发帖者 Michelle Tan Yi Shin 时间: 16:18 0 评论

today went to may sze’s bio lecturer.. apparently, i went to hers bio lecturer for every Thursday in this semester..can you guys believe this??? i went to BIO LECTURER~! >.< when i seriously dont like science.. but,  i actually like going there coz it made me feel want to study more.. i mean.. i can concentrate in my revision when may sze listen in her class.. or not..?

any way, today as usual i went to her lecturer.. and she forgot to bring her glasses and she cannot see the thing on the board.. so… i help her to copy down the note..when i not even understand a single word from the bio term of word.. i jst remember something with “protoXXXXX” which i said to may sze is “PROTON SAGA, PROTON WIRA” LOL… >.< come on.. dont blame me.. i never study bio before ler.. and i feel mysels SI BEH genius ler… ^^ i mean i copy down the things that i not even seen before.. but i not sure am i copy wrong or not.. lol.. i jst basicly copy the ABC from the board.. ^^

During the class, Jasmine was like txted may sze at last minutes told her dont have to go for work.. so may sze and me went to starbucks for STUDY.. yeah.. WE two went to STUDY.. in starbucks… for… almost 4 hours.. ^^ lol.. i feel myself like thoese genius student like spent study for the whole time for everydays.. ^^

may sze~! dont you like this as well..? we should do it all the time  ^^

 

 

 

2010年8月2日星期一

haiz…….

发帖者 Michelle Tan Yi Shin 时间: 19:41 0 评论

OKAY~! i feel sooooo down now. nothing happen on me.. but, my frens. both of them have “putus cinta” problem.. wat kind of problem? break up already.. but still like the ex bf or ex gf… haiz… wonder why love always don’t have happy ending one.

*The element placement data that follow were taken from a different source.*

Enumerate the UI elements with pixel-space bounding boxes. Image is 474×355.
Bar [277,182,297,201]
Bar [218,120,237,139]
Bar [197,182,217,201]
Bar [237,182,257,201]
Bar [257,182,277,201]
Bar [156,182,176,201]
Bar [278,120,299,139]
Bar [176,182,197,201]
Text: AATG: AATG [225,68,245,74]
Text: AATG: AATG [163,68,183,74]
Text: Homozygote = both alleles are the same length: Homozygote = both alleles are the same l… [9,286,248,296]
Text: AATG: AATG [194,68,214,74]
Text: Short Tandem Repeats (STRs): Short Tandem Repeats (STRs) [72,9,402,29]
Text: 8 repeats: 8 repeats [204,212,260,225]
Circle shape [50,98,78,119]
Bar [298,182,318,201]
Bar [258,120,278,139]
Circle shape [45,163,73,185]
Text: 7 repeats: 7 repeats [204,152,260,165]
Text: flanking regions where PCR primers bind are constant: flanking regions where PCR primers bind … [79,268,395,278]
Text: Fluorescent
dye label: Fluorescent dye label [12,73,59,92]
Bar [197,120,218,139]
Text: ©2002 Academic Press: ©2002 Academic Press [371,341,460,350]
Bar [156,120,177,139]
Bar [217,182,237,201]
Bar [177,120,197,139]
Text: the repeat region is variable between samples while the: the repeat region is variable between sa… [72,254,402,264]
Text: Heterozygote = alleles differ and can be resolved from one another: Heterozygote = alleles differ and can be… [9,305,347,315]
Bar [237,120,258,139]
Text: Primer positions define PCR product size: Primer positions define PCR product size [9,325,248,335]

i dont want my fren to be upset or emo…especially the frens that i really care…when the frens that i really care are sad, emo, or watever.. i will be even worst as them. i know this might sound bit stupid. but yea… this is wat always happen since i notice how much i care about my frens…

but, i am not that type of person that can cheer ppl up.. wat i only know to do is be with them.. and i dont think this is enough.. last time when my fren cried.. me and her was live sooo close to each others, but i cant even go to her house to company her… i feel myself sooo useless already.. and now, another fren who now really need some one to be with him.. and i cant drive.. we live tooo far to each others..honestly, after these two things.. i seriously feel sooo regret i cant drive.. >.<

any way, dunno why and wat am i writing this.. haiz….. !!!!!!!!!!